This should be the post titled “Summer Classics: Grilling,” or, as the Husband cleverly put it, “Summer Classics: How the Weather Ruined Our Plans.” He is probably still somber over the rain delay of the Nascar Race at Watkins Glen two weeks ago, whereas Marcos Ambrose took the checkered flag on the following Monday afternoon while the Husband sat in a meeting at work.
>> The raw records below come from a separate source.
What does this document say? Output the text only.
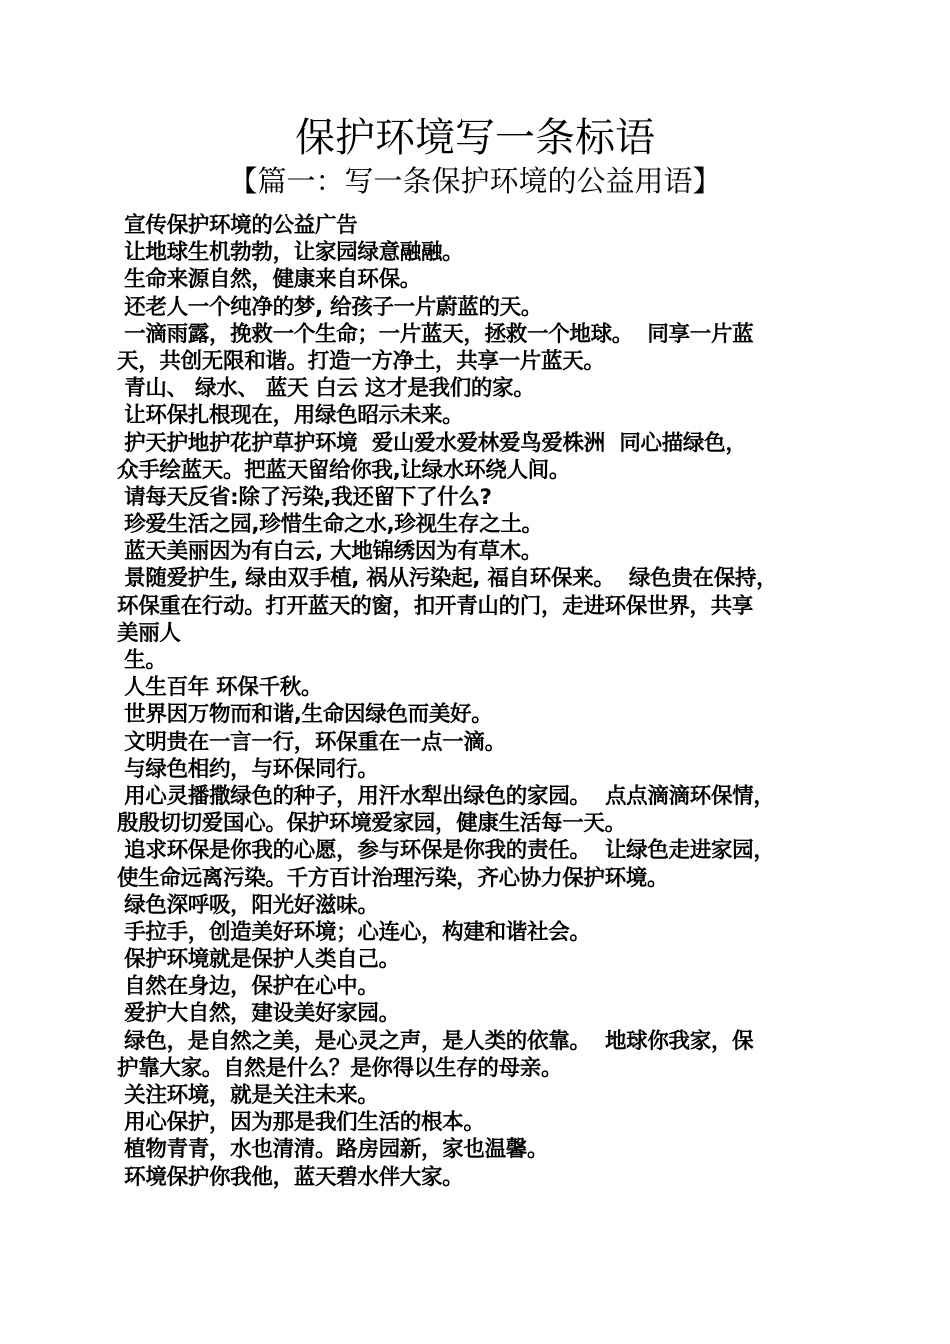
保护环境写一条标语
【篇一：写一条保护环境的公益用语】
宣传保护环境的公益广告
让地球生机勃勃，让家园绿意融融。
生命来源自然，健康来自环保。
还老人一个纯净的梦, 给孩子一片蔚蓝的天。
一滴雨露，挽救一个生命；一片蓝天，拯救一个地球。  同享一片蓝
天，共创无限和谐。打造一方净土，共享一片蓝天。
青山、 绿水、 蓝天 白云 这才是我们的家。
让环保扎根现在，用绿色昭示未来。
护天护地护花护草护环境  爱山爱水爱林爱鸟爱株洲  同心描绿色，
众手绘蓝天。把蓝天留给你我,让绿水环绕人间。
请每天反省:除了污染,我还留下了什么?
珍爱生活之园,珍惜生命之水,珍视生存之土。
蓝天美丽因为有白云, 大地锦绣因为有草木。
景随爱护生, 绿由双手植, 祸从污染起, 福自环保来。  绿色贵在保持，
环保重在行动。打开蓝天的窗，扣开青山的门，走进环保世界，共享
美丽人
生。
人生百年 环保千秋。
世界因万物而和谐,生命因绿色而美好。
文明贵在一言一行，环保重在一点一滴。
与绿色相约，与环保同行。
用心灵播撒绿色的种子，用汗水犁出绿色的家园。  点点滴滴环保情，
殷殷切切爱国心。保护环境爱家园，健康生活每一天。
追求环保是你我的心愿，参与环保是你我的责任。  让绿色走进家园，
使生命远离污染。千方百计治理污染，齐心协力保护环境。
绿色深呼吸，阳光好滋味。
手拉手，创造美好环境；心连心，构建和谐社会。
保护环境就是保护人类自己。
自然在身边，保护在心中。
爱护大自然，建设美好家园。
绿色，是自然之美，是心灵之声，是人类的依靠。  地球你我家，保
护靠大家。自然是什么？是你得以生存的母亲。
关注环境，就是关注未来。
用心保护，因为那是我们生活的根本。
植物青青，水也清清。路房园新，家也温馨。
环境保护你我他，蓝天碧水伴大家。
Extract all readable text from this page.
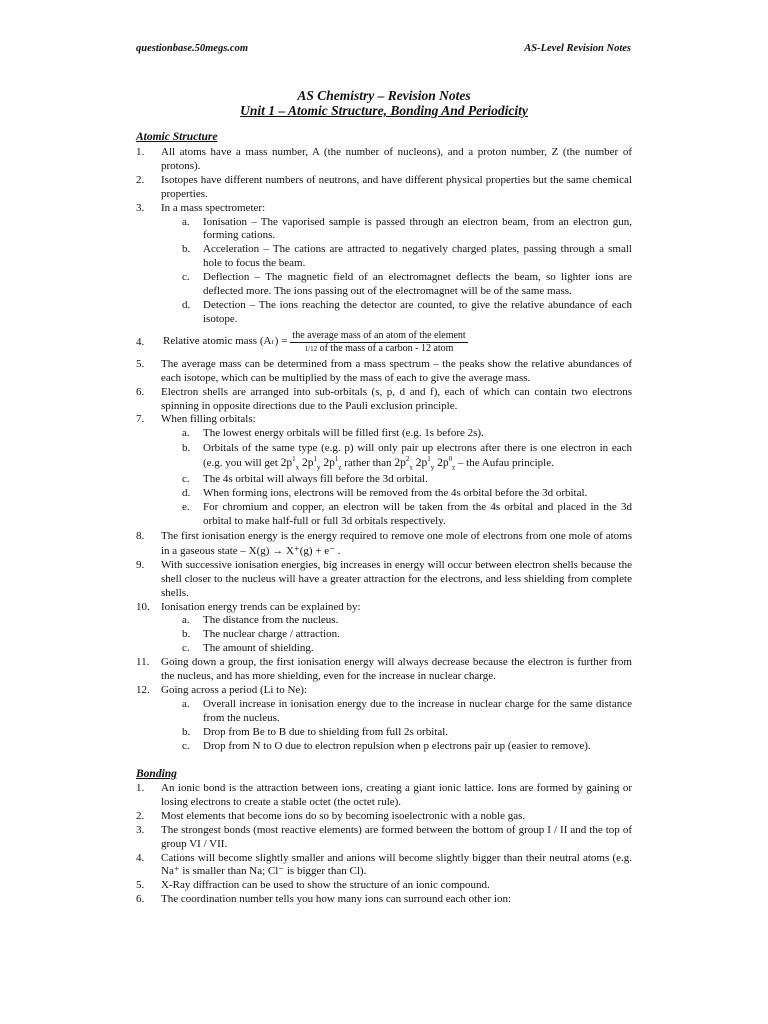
questionbase.50megs.com	AS-Level Revision Notes
AS Chemistry – Revision Notes
Unit 1 – Atomic Structure, Bonding And Periodicity
Atomic Structure

1. All atoms have a mass number, A (the number of nucleons), and a proton number, Z (the number of protons).

2. Isotopes have different numbers of neutrons, and have different physical properties but the same chemical properties.

3. In a mass spectrometer:

a. Ionisation – The vaporised sample is passed through an electron beam, from an electron gun, forming cations.

b. Acceleration – The cations are attracted to negatively charged plates, passing through a small hole to focus the beam.

c. Deflection – The magnetic field of an electromagnet deflects the beam, so lighter ions are deflected more. The ions passing out of the electromagnet will be of the same mass.

d. Detection – The ions reaching the detector are counted, to give the relative abundance of each isotope.

4. Relative atomic mass (A r ) = $\frac{\text{the average mass of an atom of the element}}{\text{1/12 of the mass of a carbon - 12 atom}}$

5. The average mass can be determined from a mass spectrum – the peaks show the relative abundances of each isotope, which can be multiplied by the mass of each to give the average mass.

6. Electron shells are arranged into sub-orbitals (s, p, d and f), each of which can contain two electrons spinning in opposite directions due to the Pauli exclusion principle.

7. When filling orbitals:

a. The lowest energy orbitals will be filled first (e.g. 1s before 2s).

b. Orbitals of the same type (e.g. p) will only pair up electrons after there is one electron in each (e.g. you will get $2p^1_x$ $2p^1_y$ $2p^1_z$ rather than $2p^2_x$ $2p^1_y$ $2p^0_z$ – the Aufau principle.

c. The 4s orbital will always fill before the 3d orbital.

d. When forming ions, electrons will be removed from the 4s orbital before the 3d orbital.

e. For chromium and copper, an electron will be taken from the 4s orbital and placed in the 3d orbital to make half-full or full 3d orbitals respectively.

8. The first ionisation energy is the energy required to remove one mole of electrons from one mole of atoms in a gaseous state – X(g) → X⁺(g) + e⁻ .

9. With successive ionisation energies, big increases in energy will occur between electron shells because the shell closer to the nucleus will have a greater attraction for the electrons, and less shielding from complete shells.

10. Ionisation energy trends can be explained by:

a. The distance from the nucleus.

b. The nuclear charge / attraction.

c. The amount of shielding.

11. Going down a group, the first ionisation energy will always decrease because the electron is further from the nucleus, and has more shielding, even for the increase in nuclear charge.

12. Going across a period (Li to Ne):

a. Overall increase in ionisation energy due to the increase in nuclear charge for the same distance from the nucleus.

b. Drop from Be to B due to shielding from full 2s orbital.

c. Drop from N to O due to electron repulsion when p electrons pair up (easier to remove).

Bonding

1. An ionic bond is the attraction between ions, creating a giant ionic lattice. Ions are formed by gaining or losing electrons to create a stable octet (the octet rule).

2. Most elements that become ions do so by becoming isoelectronic with a noble gas.

3. The strongest bonds (most reactive elements) are formed between the bottom of group I / II and the top of group VI / VII.

4. Cations will become slightly smaller and anions will become slightly bigger than their neutral atoms (e.g. Na⁺ is smaller than Na; Cl⁻ is bigger than Cl).

5. X-Ray diffraction can be used to show the structure of an ionic compound.

6. The coordination number tells you how many ions can surround each other ion:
Really, I cannot complain. Water is seeping from an overflowed Hudson River into Lower Manhattan and 4 million people are without power, thanks to Hurricane Irene. We only can’t light a reliable charcoal fire in 40 mph wind gusts. So, please indulge me, as I take a walk down memory lane, because the cooling temperatures and shortening days do, every year, bring to mind… Back To School.
New Shoes
Eau De Crayola never fails to take me back. Stiff and scratchy new clothes, spotless new sneakers, and a book bag laden with the tools of the trade is the sensory equivalent of the late summer return to school. I still fight the urge to purchase new folders, spiral notebooks and packs of pens this time of year. Sometimes, I cannot resist, and slip a box of pencils into my shopping cart. This time of year is one of beginnings; a subtle, but no less compelling, cousin of Spring.
New Backpack
This year marks 20 years since I graduated from High School. My class celebrated a reunion, apparently, last weekend. It seems like a different lifetime, or at least a different person who reached that finish line. My high school years do not tug at my heart (sorry, Class of ’91) and I do not marvel that “it’s been 20 years since homeroom!” What does tug at my deep-within is that just two months after that rite of passage came another. I am far more nostalgic (and a tad shocked) that 20 years ago this week, I became a college freshman.
New Address
It really does seem just like yesterday that I unpacked my parents minivan and moved into the dorm. Four days of Orientation lay before me, where I would make those “friends of a lifetime”, meet my first serious boyfriend and get to know my roommate. That first night she babbled gibberish in her sleep, as she did off and on for the next four years. The days were alternately hot and humid, cool and sunny, as is the mood of Mother Nature in late August.
New Life
As I watch the young people in my church begin the next chapters of their lives as college freshmen (which I can do in real-time thanks to Facebook), I feel envy. Not the sour, searing kind of envy, but the warm, I’m-smiling-and-I-don’t-know-it kind of envy. The kind that fuels the occasional dream I have that I am registered for the fall semester at my Alma Mater, in my present life, and I’m trying to puzzle out how I am going to keep house and manage class 100 miles away. In this dream, I live in the dorm; I’m there, as far as my subconscious is concerned. I go back, and I feel the sun through those campus trees and sharpen my pencils, and even smell those classrooms. I go back, because I became me in college.